Enabling an Automotive Strategy Compliant to Cloud Computing

David Decker, CIO and VP IT, Johnson Controls Automotive Seating

Cloud computing is driving profound changes in the role of the CIO. Traditionally, CIOs were responsible for the day-to-day activities encompassing the entire lifecycle of information technology systems, including development, implementation, hosting, maintenance and renewal. Enabled in large part by the proliferation of cloud computing, our role is now migrating to that of a technical strategist who identifies and selects partners to help deliver information technology services to the business. However, it is important to take a thoughtful and measured approach toward migrating to the cloud. This is especially true in the automotive industry, where tight IT budgets and requirements for extremely high availability may rule out cloud applications in certain areas. Both the business and IT should carefully consider where not to migrate to the cloud.

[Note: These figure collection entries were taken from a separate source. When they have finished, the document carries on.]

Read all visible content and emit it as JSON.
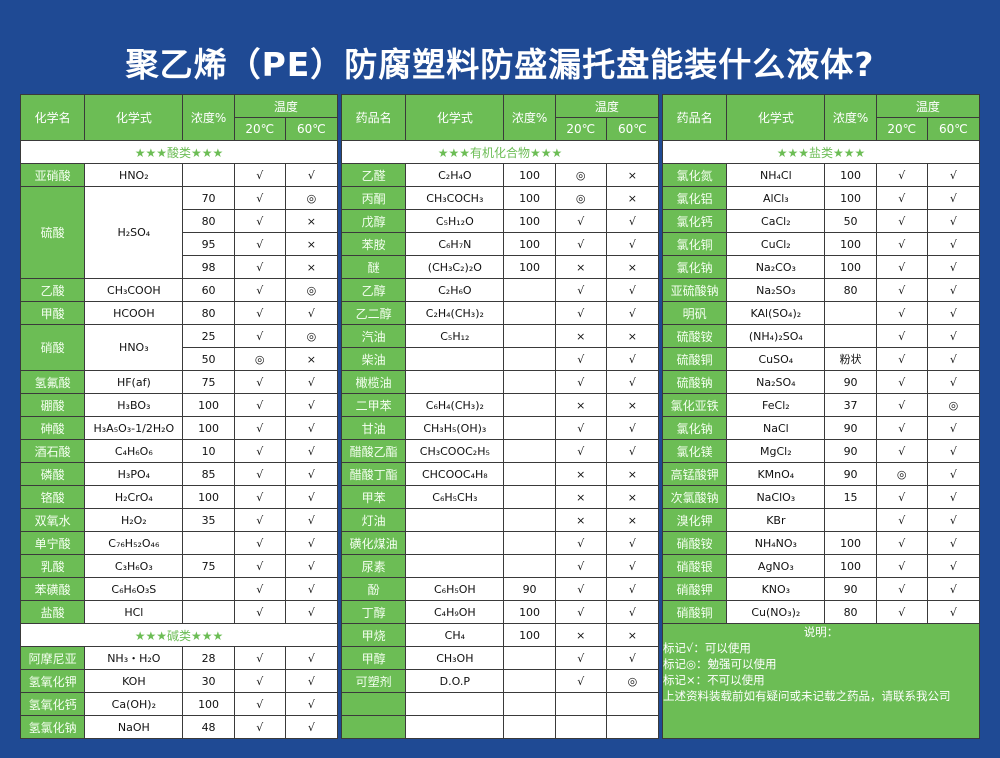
{
  "title": "聚乙烯（PE）防腐塑料防盛漏托盘能装什么液体?",
  "headers": {
    "acid_name": "化学名",
    "drug_name": "药品名",
    "formula": "化学式",
    "conc": "浓度%",
    "temp": "温度",
    "t20": "20℃",
    "t60": "60℃"
  },
  "marks": {
    "ok": "√",
    "limited": "◎",
    "no": "×"
  },
  "colors": {
    "background": "#1f4a94",
    "green": "#6cbd55",
    "check": "#111111",
    "circle": "#3b6fc6",
    "cross": "#e0413a"
  },
  "left": {
    "sections": [
      {
        "title": "★★★酸类★★★",
        "items": [
          {
            "name": "亚硝酸",
            "formula": "HNO₂",
            "rows": [
              [
                "",
                "√",
                "√"
              ]
            ]
          },
          {
            "name": "硫酸",
            "formula": "H₂SO₄",
            "rows": [
              [
                "70",
                "√",
                "◎"
              ],
              [
                "80",
                "√",
                "×"
              ],
              [
                "95",
                "√",
                "×"
              ],
              [
                "98",
                "√",
                "×"
              ]
            ]
          },
          {
            "name": "乙酸",
            "formula": "CH₃COOH",
            "rows": [
              [
                "60",
                "√",
                "◎"
              ]
            ]
          },
          {
            "name": "甲酸",
            "formula": "HCOOH",
            "rows": [
              [
                "80",
                "√",
                "√"
              ]
            ]
          },
          {
            "name": "硝酸",
            "formula": "HNO₃",
            "rows": [
              [
                "25",
                "√",
                "◎"
              ],
              [
                "50",
                "◎",
                "×"
              ]
            ]
          },
          {
            "name": "氢氟酸",
            "formula": "HF(af)",
            "rows": [
              [
                "75",
                "√",
                "√"
              ]
            ]
          },
          {
            "name": "硼酸",
            "formula": "H₃BO₃",
            "rows": [
              [
                "100",
                "√",
                "√"
              ]
            ]
          },
          {
            "name": "砷酸",
            "formula": "H₃A₅O₃-1/2H₂O",
            "rows": [
              [
                "100",
                "√",
                "√"
              ]
            ]
          },
          {
            "name": "酒石酸",
            "formula": "C₄H₆O₆",
            "rows": [
              [
                "10",
                "√",
                "√"
              ]
            ]
          },
          {
            "name": "磷酸",
            "formula": "H₃PO₄",
            "rows": [
              [
                "85",
                "√",
                "√"
              ]
            ]
          },
          {
            "name": "铬酸",
            "formula": "H₂CrO₄",
            "rows": [
              [
                "100",
                "√",
                "√"
              ]
            ]
          },
          {
            "name": "双氧水",
            "formula": "H₂O₂",
            "rows": [
              [
                "35",
                "√",
                "√"
              ]
            ]
          },
          {
            "name": "单宁酸",
            "formula": "C₇₆H₅₂O₄₆",
            "rows": [
              [
                "",
                "√",
                "√"
              ]
            ]
          },
          {
            "name": "乳酸",
            "formula": "C₃H₆O₃",
            "rows": [
              [
                "75",
                "√",
                "√"
              ]
            ]
          },
          {
            "name": "苯磺酸",
            "formula": "C₆H₆O₃S",
            "rows": [
              [
                "",
                "√",
                "√"
              ]
            ]
          },
          {
            "name": "盐酸",
            "formula": "HCl",
            "rows": [
              [
                "",
                "√",
                "√"
              ]
            ]
          }
        ]
      },
      {
        "title": "★★★碱类★★★",
        "items": [
          {
            "name": "阿摩尼亚",
            "formula": "NH₃・H₂O",
            "rows": [
              [
                "28",
                "√",
                "√"
              ]
            ]
          },
          {
            "name": "氢氧化钾",
            "formula": "KOH",
            "rows": [
              [
                "30",
                "√",
                "√"
              ]
            ]
          },
          {
            "name": "氢氧化钙",
            "formula": "Ca(OH)₂",
            "rows": [
              [
                "100",
                "√",
                "√"
              ]
            ]
          },
          {
            "name": "氢氯化钠",
            "formula": "NaOH",
            "rows": [
              [
                "48",
                "√",
                "√"
              ]
            ]
          }
        ]
      }
    ]
  },
  "middle": {
    "sections": [
      {
        "title": "★★★有机化合物★★★",
        "items": [
          {
            "name": "乙醛",
            "formula": "C₂H₄O",
            "rows": [
              [
                "100",
                "◎",
                "×"
              ]
            ]
          },
          {
            "name": "丙酮",
            "formula": "CH₃COCH₃",
            "rows": [
              [
                "100",
                "◎",
                "×"
              ]
            ]
          },
          {
            "name": "戊醇",
            "formula": "C₅H₁₂O",
            "rows": [
              [
                "100",
                "√",
                "√"
              ]
            ]
          },
          {
            "name": "苯胺",
            "formula": "C₆H₇N",
            "rows": [
              [
                "100",
                "√",
                "√"
              ]
            ]
          },
          {
            "name": "醚",
            "formula": "(CH₃C₂)₂O",
            "rows": [
              [
                "100",
                "×",
                "×"
              ]
            ]
          },
          {
            "name": "乙醇",
            "formula": "C₂H₆O",
            "rows": [
              [
                "",
                "√",
                "√"
              ]
            ]
          },
          {
            "name": "乙二醇",
            "formula": "C₂H₄(CH₃)₂",
            "rows": [
              [
                "",
                "√",
                "√"
              ]
            ]
          },
          {
            "name": "汽油",
            "formula": "C₅H₁₂",
            "rows": [
              [
                "",
                "×",
                "×"
              ]
            ]
          },
          {
            "name": "柴油",
            "formula": "",
            "rows": [
              [
                "",
                "√",
                "√"
              ]
            ]
          },
          {
            "name": "橄榄油",
            "formula": "",
            "rows": [
              [
                "",
                "√",
                "√"
              ]
            ]
          },
          {
            "name": "二甲苯",
            "formula": "C₆H₄(CH₃)₂",
            "rows": [
              [
                "",
                "×",
                "×"
              ]
            ]
          },
          {
            "name": "甘油",
            "formula": "CH₃H₅(OH)₃",
            "rows": [
              [
                "",
                "√",
                "√"
              ]
            ]
          },
          {
            "name": "醋酸乙酯",
            "formula": "CH₃COOC₂H₅",
            "rows": [
              [
                "",
                "√",
                "√"
              ]
            ]
          },
          {
            "name": "醋酸丁酯",
            "formula": "CHCOOC₄H₈",
            "rows": [
              [
                "",
                "×",
                "×"
              ]
            ]
          },
          {
            "name": "甲苯",
            "formula": "C₆H₅CH₃",
            "rows": [
              [
                "",
                "×",
                "×"
              ]
            ]
          },
          {
            "name": "灯油",
            "formula": "",
            "rows": [
              [
                "",
                "×",
                "×"
              ]
            ]
          },
          {
            "name": "磺化煤油",
            "formula": "",
            "rows": [
              [
                "",
                "√",
                "√"
              ]
            ]
          },
          {
            "name": "尿素",
            "formula": "",
            "rows": [
              [
                "",
                "√",
                "√"
              ]
            ]
          },
          {
            "name": "酚",
            "formula": "C₆H₅OH",
            "rows": [
              [
                "90",
                "√",
                "√"
              ]
            ]
          },
          {
            "name": "丁醇",
            "formula": "C₄H₉OH",
            "rows": [
              [
                "100",
                "√",
                "√"
              ]
            ]
          },
          {
            "name": "甲烧",
            "formula": "CH₄",
            "rows": [
              [
                "100",
                "×",
                "×"
              ]
            ]
          },
          {
            "name": "甲醇",
            "formula": "CH₃OH",
            "rows": [
              [
                "",
                "√",
                "√"
              ]
            ]
          },
          {
            "name": "可塑剂",
            "formula": "D.O.P",
            "rows": [
              [
                "",
                "√",
                "◎"
              ]
            ]
          },
          {
            "name": "",
            "formula": "",
            "rows": [
              [
                "",
                "",
                ""
              ]
            ]
          },
          {
            "name": "",
            "formula": "",
            "rows": [
              [
                "",
                "",
                ""
              ]
            ]
          }
        ]
      }
    ]
  },
  "right": {
    "sections": [
      {
        "title": "★★★盐类★★★",
        "items": [
          {
            "name": "氯化氮",
            "formula": "NH₄Cl",
            "rows": [
              [
                "100",
                "√",
                "√"
              ]
            ]
          },
          {
            "name": "氯化铝",
            "formula": "AlCl₃",
            "rows": [
              [
                "100",
                "√",
                "√"
              ]
            ]
          },
          {
            "name": "氯化钙",
            "formula": "CaCl₂",
            "rows": [
              [
                "50",
                "√",
                "√"
              ]
            ]
          },
          {
            "name": "氯化铜",
            "formula": "CuCl₂",
            "rows": [
              [
                "100",
                "√",
                "√"
              ]
            ]
          },
          {
            "name": "氯化钠",
            "formula": "Na₂CO₃",
            "rows": [
              [
                "100",
                "√",
                "√"
              ]
            ]
          },
          {
            "name": "亚硫酸钠",
            "formula": "Na₂SO₃",
            "rows": [
              [
                "80",
                "√",
                "√"
              ]
            ]
          },
          {
            "name": "明矾",
            "formula": "KAl(SO₄)₂",
            "rows": [
              [
                "",
                "√",
                "√"
              ]
            ]
          },
          {
            "name": "硫酸铵",
            "formula": "(NH₄)₂SO₄",
            "rows": [
              [
                "",
                "√",
                "√"
              ]
            ]
          },
          {
            "name": "硫酸铜",
            "formula": "CuSO₄",
            "rows": [
              [
                "粉状",
                "√",
                "√"
              ]
            ]
          },
          {
            "name": "硫酸钠",
            "formula": "Na₂SO₄",
            "rows": [
              [
                "90",
                "√",
                "√"
              ]
            ]
          },
          {
            "name": "氯化亚铁",
            "formula": "FeCl₂",
            "rows": [
              [
                "37",
                "√",
                "◎"
              ]
            ]
          },
          {
            "name": "氯化钠",
            "formula": "NaCl",
            "rows": [
              [
                "90",
                "√",
                "√"
              ]
            ]
          },
          {
            "name": "氯化镁",
            "formula": "MgCl₂",
            "rows": [
              [
                "90",
                "√",
                "√"
              ]
            ]
          },
          {
            "name": "高锰酸钾",
            "formula": "KMnO₄",
            "rows": [
              [
                "90",
                "◎",
                "√"
              ]
            ]
          },
          {
            "name": "次氯酸钠",
            "formula": "NaClO₃",
            "rows": [
              [
                "15",
                "√",
                "√"
              ]
            ]
          },
          {
            "name": "溴化钾",
            "formula": "KBr",
            "rows": [
              [
                "",
                "√",
                "√"
              ]
            ]
          },
          {
            "name": "硝酸铵",
            "formula": "NH₄NO₃",
            "rows": [
              [
                "100",
                "√",
                "√"
              ]
            ]
          },
          {
            "name": "硝酸银",
            "formula": "AgNO₃",
            "rows": [
              [
                "100",
                "√",
                "√"
              ]
            ]
          },
          {
            "name": "硝酸钾",
            "formula": "KNO₃",
            "rows": [
              [
                "90",
                "√",
                "√"
              ]
            ]
          },
          {
            "name": "硝酸铜",
            "formula": "Cu(NO₃)₂",
            "rows": [
              [
                "80",
                "√",
                "√"
              ]
            ]
          }
        ]
      }
    ],
    "legend": {
      "title": "说明：",
      "lines": [
        "标记√：可以使用",
        "标记◎：勉强可以使用",
        "标记×：不可以使用",
        "上述资料装载前如有疑问或未记载之药品，请联系我公司"
      ]
    }
  }
}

“Even more than in the past, automotive suppliers are being asked by their OEM customers to drive down costs”

Even more than in the past, automotive suppliers are being asked by their OEM customers to drive down costs. Margins are continually squeezed and, as a result, budgets for new IT projects are carefully scrutinized. Automotive suppliers typically spend 1-3 percent of revenue on IT. At Johnson Controls, we carefully prioritize our IT work to ensure we spend the allocated budget on only the projects with the highest returns.

While cloud computing has been around for years, the term became increasingly popular and CIOs really began to take notice of it in the late 2000s. This was true at Johnson Controls as well. The IT leadership team spent a week in Seattle and Silicon Valley meeting with Microsoft, HP and others to learn everything we could about the benefits and risks of cloud computing. We came back with a significantly more informed view of where Johnson Controls can most benefit from cloud computing, and, perhaps more importantly, where we should stay away. This helped me put together our Automotive IT strategy in relation to cloud computing.

In our Automotive Seating Business Unit, we have taken a measured and practical approach to the cloud. Our IT dollars are focused on helping us produce the highest quality automotive seats and seating components at the lowest possible cost. We ship our products, in particular our seats, just-in-time to our OEM customers. To keep costs down, we strive to limit our inventory and therefore assemble our seats just-in-time as well. From the time we receive the broadcast information from our customer’s assembly plant, we typically have only a three- to four-hour window in which to assemble and ship. Therefore it is absolutely critical that all our systems have six-sigma levels of uptime. For this reason we have adopted a strategy of ensuring each plant can continue running, uninterrupted, in the event of a wide-area network outage. And it is for this reason that we are presently avoiding cloud-based computing for our Manufacturing Execution Systems, which provide real-time control and analytics for production of our seats and seating components.

Where we do see value, however, and where we are pursuing cloud computing is around employee and productivity systems. In another manufacturing example, our Human Resource business partners came to us to help them resolve a number of issues with a legacy timekeeping system across our JIT seating plants in North America. These were basically stand-alone systems located in each plant, each instance of which required its own server, licensing, maintenance, upgrades, etc. When we took a look at our options, it was an obvious choice to implement the latest cloud-based version of this application. Aside from replacing time clocks in each of the plants, nothing was installed in our manufacturing facilities and all software was in the cloud. Deployment costs and timing were reduced significantly. Not only did we retire 40 servers across the plants, and benefit from the reduced maintenance costs, we avoided spending capital on the associated hardware upgrades. This system has been considered a success for Human Resources and for IT, and I refer to it as our “quietest launch ever.”

Another example is our migration to Microsoft Outlook. When Johnson Controls decided to move to a new email and office productivity suite, we debated on-premise vs. cloud. After reviewing the Office 365 product in depth, that’s what we chose. Implementation was significantly easier, as we shifted the burden of hosting, security and managing upgrades to Microsoft. Similarly, when we looked at upgrading our Human Resources management system a few years ago, we chose the cloud-based subscription service from Workday. Once again, this greatly simplified our deployment, and in both cases, new releases are practically a non-event.

While industry trade journals and many consultants and vendors are advocating a no-holds barred rush to the cloud, practical CIOs in manufacturing should take a thoughtful and measured approach, considering not only their limited IT budgets, but their business partners’ and customers’ appetites for risk. This will help ensure they remain relevant by adopting cloud computing where it makes the most sense, and by avoiding it where it will put their company, and their customers, at risk.